Aired March 23, 2017 - 11:00 ET
THIS IS A RUSH TRANSCRIPT. THIS COPY MAY NOT BE IN ITS FINAL FORM AND MAY BE UPDATED.
JOHN BERMAN, CNN ANCHOR: We will know. Maybe soon. Thanks so much for joining us. I'm John Berman.
POPPY HARLOW, CNN ANCHOR: I'm Poppy Harlow. "AT THIS HOUR" with Kate Bolduan begins right now.
KATE BOLDUAN, CNN ANCHOR: Hello, everyone. I'm Kate Bolduan. We do begin with breaking news on multiple fronts, on a chaotic and sure to be dramatic day in our nation's capital.
First, the fate of the president's health care bill right now is hanging in the balance. The vote is supposed to be sometime today. But still no word, no announcement on when that will be, which means it could be a very late night.
Minutes from now, the president will host a group of skeptical Republicans at the White House to make a last-minute play to try and strike a deal. Will it be enough?
At the very same time, House Speaker Paul Ryan has just cancelled a planned meeting with the Republican conference and pushed back his scheduled news conference. We don't know why, but in general, it's not what you generally would do as speaker if you have the votes locked in.
Separately, the White House dealing with a new bombshell, CNN reports the FBI has information that associates of Donald Trump may have possibly coordinated with Russian operatives during the campaign, this as the top Republican on the House Intelligence Committee is facing intelligence backlash right now. Democrats accusing him of compromising their bipartisan investigation into the president's possible ties to Russia.
Moments ago, word of an apology. A lot to get to. First this -- no deal, at least not yet. President Trump hoping to twist some arms in the 11th hour ahead of tonight's vote, again, if it happens, by CNN's latest count, 28 House Republicans say they will vote no or are leaning that way.
Remember, of course, Republicans can only afford to lose 21 of their fellow Republicans and still pass this bill. It's changing moment by moment. Let's get over to where all the action is right now.
Sunlen Serfaty is on Capitol Hill. Sunlen, the speaker canceled his meeting with members. He pushes back his press conference. Where are things headed right now?
SUNLEN SERFATY, CNN CORRESPONDENT: Well, Kate, you very well remember from your time up here on Capitol Hill that those are two big signals that indicate that the House Republican leadership simply aren't where they need to be yet. That no deal has come together yet.
So the intention is to push towards a vote tonight in the House, but there's nothing scheduled. That gives us a big clue on where things stand right now. There are a lot of moving parts at this hour.

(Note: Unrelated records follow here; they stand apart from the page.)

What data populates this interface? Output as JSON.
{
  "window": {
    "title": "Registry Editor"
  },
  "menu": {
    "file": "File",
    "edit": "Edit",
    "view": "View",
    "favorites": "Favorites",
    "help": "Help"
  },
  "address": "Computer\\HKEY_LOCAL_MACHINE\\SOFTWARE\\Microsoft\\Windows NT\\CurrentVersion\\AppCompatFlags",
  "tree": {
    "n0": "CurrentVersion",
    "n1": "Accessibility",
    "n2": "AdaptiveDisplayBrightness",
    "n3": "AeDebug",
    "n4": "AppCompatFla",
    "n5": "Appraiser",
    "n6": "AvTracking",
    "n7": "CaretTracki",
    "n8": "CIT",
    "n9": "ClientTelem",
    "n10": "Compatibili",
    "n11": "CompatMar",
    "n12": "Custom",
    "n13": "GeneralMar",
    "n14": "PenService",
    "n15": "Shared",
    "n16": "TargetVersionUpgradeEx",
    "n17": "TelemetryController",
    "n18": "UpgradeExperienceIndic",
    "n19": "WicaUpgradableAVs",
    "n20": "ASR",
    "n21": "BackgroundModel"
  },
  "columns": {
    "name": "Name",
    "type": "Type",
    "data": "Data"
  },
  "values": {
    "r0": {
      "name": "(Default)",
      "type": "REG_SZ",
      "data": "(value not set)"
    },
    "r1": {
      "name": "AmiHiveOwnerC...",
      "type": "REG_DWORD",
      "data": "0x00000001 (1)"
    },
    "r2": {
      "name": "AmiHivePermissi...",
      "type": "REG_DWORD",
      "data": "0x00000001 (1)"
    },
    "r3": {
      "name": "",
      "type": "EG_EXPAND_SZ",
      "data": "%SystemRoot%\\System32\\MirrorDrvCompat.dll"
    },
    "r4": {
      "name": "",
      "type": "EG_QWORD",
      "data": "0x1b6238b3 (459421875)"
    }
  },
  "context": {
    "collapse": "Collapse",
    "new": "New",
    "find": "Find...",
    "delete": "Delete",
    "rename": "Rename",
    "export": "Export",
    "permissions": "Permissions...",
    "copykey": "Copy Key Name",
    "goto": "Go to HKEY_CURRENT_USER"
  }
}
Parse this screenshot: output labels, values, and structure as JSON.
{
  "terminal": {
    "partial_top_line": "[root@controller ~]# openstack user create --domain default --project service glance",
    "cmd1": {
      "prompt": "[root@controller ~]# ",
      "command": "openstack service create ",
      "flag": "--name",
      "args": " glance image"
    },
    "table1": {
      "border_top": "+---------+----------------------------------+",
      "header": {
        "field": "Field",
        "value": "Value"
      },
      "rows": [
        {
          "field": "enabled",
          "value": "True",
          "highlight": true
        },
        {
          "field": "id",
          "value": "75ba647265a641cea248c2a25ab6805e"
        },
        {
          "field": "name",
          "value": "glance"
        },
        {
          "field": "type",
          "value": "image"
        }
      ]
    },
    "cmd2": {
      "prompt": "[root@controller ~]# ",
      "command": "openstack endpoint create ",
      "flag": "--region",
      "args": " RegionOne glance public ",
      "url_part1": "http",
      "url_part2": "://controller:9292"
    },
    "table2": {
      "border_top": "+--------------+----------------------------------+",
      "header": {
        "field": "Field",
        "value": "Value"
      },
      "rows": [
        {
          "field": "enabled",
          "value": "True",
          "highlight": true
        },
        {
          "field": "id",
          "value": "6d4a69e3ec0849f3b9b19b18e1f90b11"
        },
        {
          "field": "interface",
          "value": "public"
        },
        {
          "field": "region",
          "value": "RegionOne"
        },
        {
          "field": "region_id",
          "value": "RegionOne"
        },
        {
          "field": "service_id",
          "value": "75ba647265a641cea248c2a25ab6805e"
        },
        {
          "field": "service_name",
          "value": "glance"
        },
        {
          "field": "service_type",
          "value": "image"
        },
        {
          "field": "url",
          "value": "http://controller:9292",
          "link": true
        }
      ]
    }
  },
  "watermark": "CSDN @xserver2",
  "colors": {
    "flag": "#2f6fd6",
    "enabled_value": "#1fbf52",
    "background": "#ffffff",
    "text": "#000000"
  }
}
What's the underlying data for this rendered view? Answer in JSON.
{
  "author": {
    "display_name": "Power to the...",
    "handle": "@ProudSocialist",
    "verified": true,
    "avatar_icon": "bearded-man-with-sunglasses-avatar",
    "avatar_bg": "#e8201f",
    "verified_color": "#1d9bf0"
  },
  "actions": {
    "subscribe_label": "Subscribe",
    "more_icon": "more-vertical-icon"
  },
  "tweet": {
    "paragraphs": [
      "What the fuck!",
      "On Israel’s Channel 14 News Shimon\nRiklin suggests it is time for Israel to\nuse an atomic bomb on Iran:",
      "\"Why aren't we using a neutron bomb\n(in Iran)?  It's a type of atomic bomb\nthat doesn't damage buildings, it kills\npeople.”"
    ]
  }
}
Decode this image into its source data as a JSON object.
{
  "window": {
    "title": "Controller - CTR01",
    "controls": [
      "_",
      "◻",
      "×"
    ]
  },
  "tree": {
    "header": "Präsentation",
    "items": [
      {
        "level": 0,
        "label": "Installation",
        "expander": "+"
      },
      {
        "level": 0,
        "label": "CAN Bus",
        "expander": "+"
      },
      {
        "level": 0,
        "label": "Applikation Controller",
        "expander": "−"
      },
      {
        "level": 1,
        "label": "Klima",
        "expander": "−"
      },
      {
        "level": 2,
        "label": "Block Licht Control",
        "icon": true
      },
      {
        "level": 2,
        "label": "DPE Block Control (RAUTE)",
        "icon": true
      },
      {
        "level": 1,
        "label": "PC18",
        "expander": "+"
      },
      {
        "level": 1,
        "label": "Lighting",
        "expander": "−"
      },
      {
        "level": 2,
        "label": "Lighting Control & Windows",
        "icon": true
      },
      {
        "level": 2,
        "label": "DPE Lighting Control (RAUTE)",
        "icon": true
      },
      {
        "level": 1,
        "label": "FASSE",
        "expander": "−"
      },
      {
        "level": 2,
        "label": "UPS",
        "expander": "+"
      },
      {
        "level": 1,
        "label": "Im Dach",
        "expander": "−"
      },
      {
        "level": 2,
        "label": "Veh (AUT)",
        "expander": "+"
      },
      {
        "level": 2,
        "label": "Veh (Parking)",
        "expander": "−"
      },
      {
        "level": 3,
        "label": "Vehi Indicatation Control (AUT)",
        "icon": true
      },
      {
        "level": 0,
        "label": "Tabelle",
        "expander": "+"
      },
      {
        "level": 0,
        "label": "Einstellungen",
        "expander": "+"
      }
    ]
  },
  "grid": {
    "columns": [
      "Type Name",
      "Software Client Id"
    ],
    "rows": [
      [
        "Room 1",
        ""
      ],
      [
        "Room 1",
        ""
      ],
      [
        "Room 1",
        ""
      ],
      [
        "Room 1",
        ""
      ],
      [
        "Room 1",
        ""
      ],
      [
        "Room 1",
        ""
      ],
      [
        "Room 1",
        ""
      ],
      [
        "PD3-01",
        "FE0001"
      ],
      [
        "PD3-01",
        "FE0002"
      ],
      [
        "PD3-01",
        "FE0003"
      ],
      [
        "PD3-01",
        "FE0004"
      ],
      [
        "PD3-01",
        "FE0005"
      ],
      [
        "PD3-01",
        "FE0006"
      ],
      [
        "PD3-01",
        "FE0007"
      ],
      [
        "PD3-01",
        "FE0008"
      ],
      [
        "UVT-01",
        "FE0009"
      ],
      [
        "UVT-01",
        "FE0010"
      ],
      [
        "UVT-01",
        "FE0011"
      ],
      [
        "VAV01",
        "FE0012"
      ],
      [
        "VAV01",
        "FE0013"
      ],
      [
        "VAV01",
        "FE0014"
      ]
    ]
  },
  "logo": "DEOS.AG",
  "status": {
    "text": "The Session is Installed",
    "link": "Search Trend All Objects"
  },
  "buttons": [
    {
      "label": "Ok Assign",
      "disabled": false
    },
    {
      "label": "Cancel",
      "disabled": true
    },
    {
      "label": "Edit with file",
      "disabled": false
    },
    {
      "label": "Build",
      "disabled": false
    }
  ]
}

You have members of the conservative House Freedom Caucus who are heading to the White House to meet with President Trump. They're among the chief holdouts. They have been very disgruntled about this bill and are pushing for more changes to be made.
We know that House leadership has been making some changes, some appeasements, this group centering around dropping the essential health benefits in this bill, but that move although it could bring in more conservatives loses both with some moderates up here on Capitol Hill. So that's a concern.
Speaker Ryan met with moderates up here on Capitol Hill last night so brief them about these potential changes to essential health benefits, one member describing it to CNN as a tense meeting. Of these potential changes he said, quote, "A lot of people don't realize what the implications of that are.
So we're going to railroad this thing through and there's going to be even more people peed off, our constituents, our stakeholders." So that's a very strong word although be it coming from a moderate Republican.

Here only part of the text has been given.